Lawyers must be careful amid surging increase in reverse mortgages

Trend comes with a negative stigma for vulnerable clients

Lawyers must be careful amid surging increase in reverse mortgages
Ray Leclair

If reverse mortgages gain ground during the economic downturn, lawyers will want to avoid being caught in any error claims, says Ray Leclair, LawPRO’s vice president of public affairs.

“To a certain extent, the reverse mortgage is a mortgage. So, there's nothing special about it,” says Leclair. “The concern is: Lawyers should be more cautious when they're dealing with reverse mortgages, because of the issues — you're looking at, typically, what may be a vulnerable client.”

Reverse mortgages — a vehicle for 55-and-older homeowners to turn equity into money — were already popping and may gain further ground in Canada amid the recent economic downturn, according to a report from Mortgage Broker News. MBN reports potential rising demand for reverse mortgages because they offer cash flow in “an unpredictable economic climate, where housing prices could just as easily spike as crash,” and allow recipients to stay in their home in the later years of life.

During the process, lenders may ask for proof of independent legal advice, which means lawyers must be aware of the risks, says Leclair. While a reverse mortgage may look on paper like just another mortgage, lawyers should still consider extra steps, he says. 

“That they have the capacity to understand what they're signing for this mortgage — you want to make sure that's in place,” he says.

Reverse mortgages have a negative stigma, Leclair says. Even though it’s not a lawyer’s role to advise on investments, it is important that lawyers keep in mind who the client is (for example, prioritising the homeowner, not the family members).

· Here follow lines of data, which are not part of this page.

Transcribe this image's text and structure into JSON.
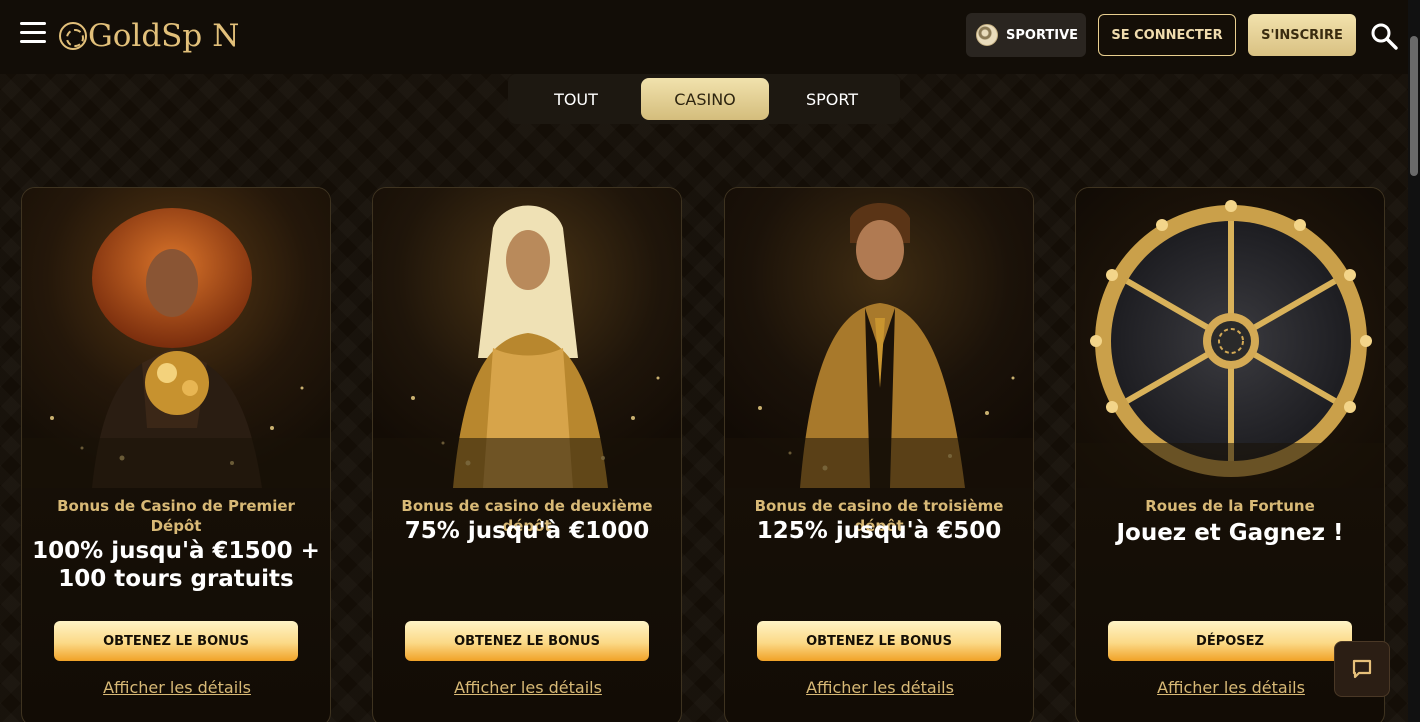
{
  "header": {
    "logo_text_1": "GoldSp",
    "logo_text_2": "N",
    "sportive_label": "SPORTIVE",
    "login_label": "SE CONNECTER",
    "signup_label": "S'INSCRIRE"
  },
  "tabs": [
    {
      "label": "TOUT",
      "active": false
    },
    {
      "label": "CASINO",
      "active": true
    },
    {
      "label": "SPORT",
      "active": false
    }
  ],
  "cards": [
    {
      "title": "Bonus de Casino de Premier Dépôt",
      "offer": "100% jusqu'à €1500 + 100 tours gratuits",
      "button": "OBTENEZ LE BONUS",
      "link": "Afficher les détails"
    },
    {
      "title": "Bonus de casino de deuxième dépôt",
      "offer": "75% jusqu'à €1000",
      "button": "OBTENEZ LE BONUS",
      "link": "Afficher les détails"
    },
    {
      "title": "Bonus de casino de troisième dépôt",
      "offer": "125% jusqu'à €500",
      "button": "OBTENEZ LE BONUS",
      "link": "Afficher les détails"
    },
    {
      "title": "Roues de la Fortune",
      "offer": "Jouez et Gagnez !",
      "button": "DÉPOSEZ",
      "link": "Afficher les détails"
    }
  ],
  "colors": {
    "gold": "#d8b976",
    "background": "#150f08",
    "button_gradient_top": "#fff4c6",
    "button_gradient_bottom": "#f1a227"
  },
  "icons": [
    "menu-icon",
    "logo-spin-icon",
    "soccer-ball-icon",
    "search-icon",
    "chat-icon"
  ]
}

“There's also an increased potential for fraud,” he says. “A third party can disappear with the money — which has happened — in which case the client may very well point the lawyer and say, ‘You should have told me.’ Now, that's not necessarily, again, the role of the lawyer — to interfere in the business arrangements of the client. ... Even at the end of the day, if a lawyer is not found to be negligent in any way in the transaction, they're going to be involved in that in a proceeding for some time, which is going to be an inconvenience and may be costly.” 

Leclair also points out that a reverse mortgage may have implications for the legal preparation of the homeowner’s estate — when you die, your estate will have to repay the entire amount owing on the loan, according to rules from the Financial Consumer Agency of Canada.

“You could have beneficiaries now showing up and saying, ‘You should have warned mother about the fact that there would be nothing left for her kids’,” he says. “Beneficiary claims are, unfortunately, something that we see. They're not always justified but again, you're stuck in a process and you have to defend yourself.” 

Leclair says that the overlap between estates and real estate law — demonstrated by the legal implications of reverse mortgages — is one reason that the interdisciplinary field of elder law has exploded in popularity.

“There's a developing practice of elder law — lawyers who are in all kinds of areas but serving older clients. I think we're going to be seeing more and more resources being attributed to that,” he says.